Il n’y a que deux grains de sable dans la machine infernale de
Barton. Le premier est un homme jeune, amoureux des animaux,
qui a terminé la guerre couvert de décorations et ayant
gagné l’amitié d’un général bien placé au ministère de la Guerre.
Cet appui ministériel a obligé Barton à accepter Paul Phillips —
c’est son nom — dans le personnel du zoo. Il est tenu à l’écart
du lazaret, mais il est plus curieux que les quelques vieux gardiens
survivants d’avant-guerre. Il sait que les chiens errants
égarés dans le zoo et capturés par les gardiens ne sont pas
livrés à la fourrière. Il sait que ses collègues apportent parfois de
nuit d’étranges colis. Surtout, il trouve qu’il y a quelque chose de
bizarre dans le comportement des animaux. Paul Phillips peut
devenir un PNJ intéressant, s’il survit à sa rencontre avec les
goules (voir plus loin), qui s’impliquera volontiers dans l’histoire
au côté des personnages.
Nous parlerons plus loin du second grain de sable.

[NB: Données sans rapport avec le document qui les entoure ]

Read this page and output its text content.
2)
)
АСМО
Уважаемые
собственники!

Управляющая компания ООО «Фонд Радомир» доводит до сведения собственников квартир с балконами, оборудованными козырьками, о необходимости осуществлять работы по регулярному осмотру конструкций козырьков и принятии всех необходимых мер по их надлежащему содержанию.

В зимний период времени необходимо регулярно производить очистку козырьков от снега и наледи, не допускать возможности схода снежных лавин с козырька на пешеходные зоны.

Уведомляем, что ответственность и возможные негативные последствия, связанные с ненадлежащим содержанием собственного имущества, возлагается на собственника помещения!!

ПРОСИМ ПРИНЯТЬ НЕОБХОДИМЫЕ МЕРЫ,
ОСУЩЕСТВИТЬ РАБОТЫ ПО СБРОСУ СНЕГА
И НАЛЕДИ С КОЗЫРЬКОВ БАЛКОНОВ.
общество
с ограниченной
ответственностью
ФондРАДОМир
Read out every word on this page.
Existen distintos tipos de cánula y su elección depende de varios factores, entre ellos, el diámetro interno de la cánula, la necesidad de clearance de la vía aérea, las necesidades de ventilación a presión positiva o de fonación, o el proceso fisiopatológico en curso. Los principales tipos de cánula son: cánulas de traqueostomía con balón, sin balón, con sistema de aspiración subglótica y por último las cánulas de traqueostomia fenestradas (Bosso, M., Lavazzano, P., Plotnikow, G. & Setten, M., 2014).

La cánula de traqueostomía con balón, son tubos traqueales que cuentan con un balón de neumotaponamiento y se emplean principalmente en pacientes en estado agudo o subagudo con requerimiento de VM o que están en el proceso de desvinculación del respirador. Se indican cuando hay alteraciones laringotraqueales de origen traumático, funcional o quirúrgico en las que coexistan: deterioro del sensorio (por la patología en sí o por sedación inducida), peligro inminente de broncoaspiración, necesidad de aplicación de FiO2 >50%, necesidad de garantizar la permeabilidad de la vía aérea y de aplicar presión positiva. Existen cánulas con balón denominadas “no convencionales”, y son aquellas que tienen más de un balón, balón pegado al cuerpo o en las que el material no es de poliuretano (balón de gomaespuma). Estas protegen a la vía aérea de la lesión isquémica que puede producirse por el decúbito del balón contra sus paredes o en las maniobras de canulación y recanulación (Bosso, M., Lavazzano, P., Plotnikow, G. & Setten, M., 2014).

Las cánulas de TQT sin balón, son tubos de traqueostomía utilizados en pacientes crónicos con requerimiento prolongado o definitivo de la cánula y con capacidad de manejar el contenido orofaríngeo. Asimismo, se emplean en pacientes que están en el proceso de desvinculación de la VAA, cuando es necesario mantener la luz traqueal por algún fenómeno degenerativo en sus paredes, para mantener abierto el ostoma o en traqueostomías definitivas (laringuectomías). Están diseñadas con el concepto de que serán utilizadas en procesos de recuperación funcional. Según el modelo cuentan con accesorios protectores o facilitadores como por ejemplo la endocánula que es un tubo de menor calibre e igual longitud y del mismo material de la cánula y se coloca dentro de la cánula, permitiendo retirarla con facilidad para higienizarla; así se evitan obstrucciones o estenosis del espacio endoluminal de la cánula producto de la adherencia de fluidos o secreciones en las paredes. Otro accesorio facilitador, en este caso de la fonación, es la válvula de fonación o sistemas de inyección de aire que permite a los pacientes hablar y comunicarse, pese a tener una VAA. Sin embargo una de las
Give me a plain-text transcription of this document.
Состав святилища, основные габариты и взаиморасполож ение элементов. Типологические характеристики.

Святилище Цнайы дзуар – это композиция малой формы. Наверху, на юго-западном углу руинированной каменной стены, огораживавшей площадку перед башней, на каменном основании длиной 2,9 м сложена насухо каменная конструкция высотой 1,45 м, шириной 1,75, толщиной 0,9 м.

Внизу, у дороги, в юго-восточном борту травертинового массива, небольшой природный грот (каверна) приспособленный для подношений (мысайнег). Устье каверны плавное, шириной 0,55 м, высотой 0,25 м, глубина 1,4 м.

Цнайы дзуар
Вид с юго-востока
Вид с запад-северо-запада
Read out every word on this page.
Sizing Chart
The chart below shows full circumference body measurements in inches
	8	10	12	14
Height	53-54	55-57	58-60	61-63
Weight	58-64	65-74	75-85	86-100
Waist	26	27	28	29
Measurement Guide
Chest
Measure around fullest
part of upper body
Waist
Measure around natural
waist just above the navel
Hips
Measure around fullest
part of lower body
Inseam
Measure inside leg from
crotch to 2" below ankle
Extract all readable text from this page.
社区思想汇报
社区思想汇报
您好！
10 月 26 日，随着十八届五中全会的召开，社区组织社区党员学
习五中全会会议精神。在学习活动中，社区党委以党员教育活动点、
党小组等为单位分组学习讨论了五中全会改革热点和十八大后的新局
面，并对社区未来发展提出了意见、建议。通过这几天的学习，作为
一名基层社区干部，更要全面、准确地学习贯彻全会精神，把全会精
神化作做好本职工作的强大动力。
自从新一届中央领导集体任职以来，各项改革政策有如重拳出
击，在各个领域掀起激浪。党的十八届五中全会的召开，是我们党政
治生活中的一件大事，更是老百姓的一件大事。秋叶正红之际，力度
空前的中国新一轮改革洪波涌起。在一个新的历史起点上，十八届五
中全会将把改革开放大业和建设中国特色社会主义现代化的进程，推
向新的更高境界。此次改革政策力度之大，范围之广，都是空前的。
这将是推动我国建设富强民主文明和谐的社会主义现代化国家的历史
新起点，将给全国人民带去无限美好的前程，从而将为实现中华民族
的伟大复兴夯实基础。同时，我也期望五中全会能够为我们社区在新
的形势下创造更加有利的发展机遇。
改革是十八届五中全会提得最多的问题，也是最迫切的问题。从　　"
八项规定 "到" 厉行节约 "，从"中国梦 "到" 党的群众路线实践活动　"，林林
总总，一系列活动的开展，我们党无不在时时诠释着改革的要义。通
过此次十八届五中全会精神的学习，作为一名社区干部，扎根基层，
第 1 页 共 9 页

Une grosse boule de papier
Revenons à nos courageux investigateurs. Si ils enquêtent au
zoo, dans l’après-midi, ils ne pourront pas constater grandchose,
en dehors du fait que la plupart des gardiens sont jeunes
et peu aimables. Ils peuvent découvrir la grille du lazaret, dûment
signalée par des pancartes: « Lazaret. Entrée interdite ». Ils ne
verront rien de l’intérieur, masqué par un rideau de végétation et
des entrepôts. Ils peuvent aussi se lier avec l’un des rares vieux
gardiens. Si ils sont assez convaincants, le vieux promettra de
penser à eux au cas où… En fait, il se propose d’en parler à
Paul Phillips, qui quitte son service en début d’après-midi et que
les investigateurs ne pourront donc rencontrer.
Si par ailleurs un personnage se renseigne à la fourrière, il pourra
— à condition de se montrer un peu curieux (si on ne se
montre pas curieux à AdC, mieux vaut aller gros-biller ailleurs)
—apprendre que la « récolte » de chiens par la fourrière est en
baisse ces derniers mois. Si (mais c’est peu probable, ils n’ont
guère de raison de le faire) un personnage cherchait du côté de
la police ou des journaux populaires, il pourrait découvrir que la
population des clochards suit la même courbe descendante que
celle des cabots errants. Mais tout cela n’intéresse pas grand monde.
En fait, Paul Phillips a aperçu Willy (entré dans le zoo en passant
par… un terrier bien sûr) après que celui-ci ait « pris livraison » du
message. Sachant que son sort risquait d’être funeste, il
l’a apprivoisé, attrapé (Paul sait y faire avec les animaux) et
emporté chez lui, dans un modeste immeuble presque désert
des bas quartiers. Hélas, sans qu’il le sache, un de ses jeunes
collègues l’a vu faire.
Dans la soirée, Paul, prévenu par son ami le vieux gardien ou
par la lecture d’une petite annonce, fait avertir Lord Milton (il y a
un seul téléphone dans l’immeuble, au rez-de-chaussée: celui
d’une épicerie, qui ferme vers 19 heures). Il est inquiet, craint
d’être agressé si il sort et demande qu’on vienne le chercher.
Trois solutions alors.
1) Petite annonce: les investigateurs arrivent chez Paul, qui a pu
téléphoner, vers 21 heures (la nuit est déjà noire, des nuages
masquent une lune presque pleine).
2) Transmission par le vieux gardien: l’épicerie est fermée, c’est
le vieux qui portera le message, les investigateurs n’arrivent que
vers 22 heures.
3) Ni l’un ni l’autre: les investigateurs liront le reste dans le
journal
du matin.
Cas 1 — Alors que nos amis viennent d’entrer dans le
modeste
appartement de Paul, des coups violents ébranlent puis démolissent
la porte. Ce sont 1d4 + 1 goules, envoyées par Barton, qui
sont arrivées par la trappe d’égout qui se trouve devant la porte.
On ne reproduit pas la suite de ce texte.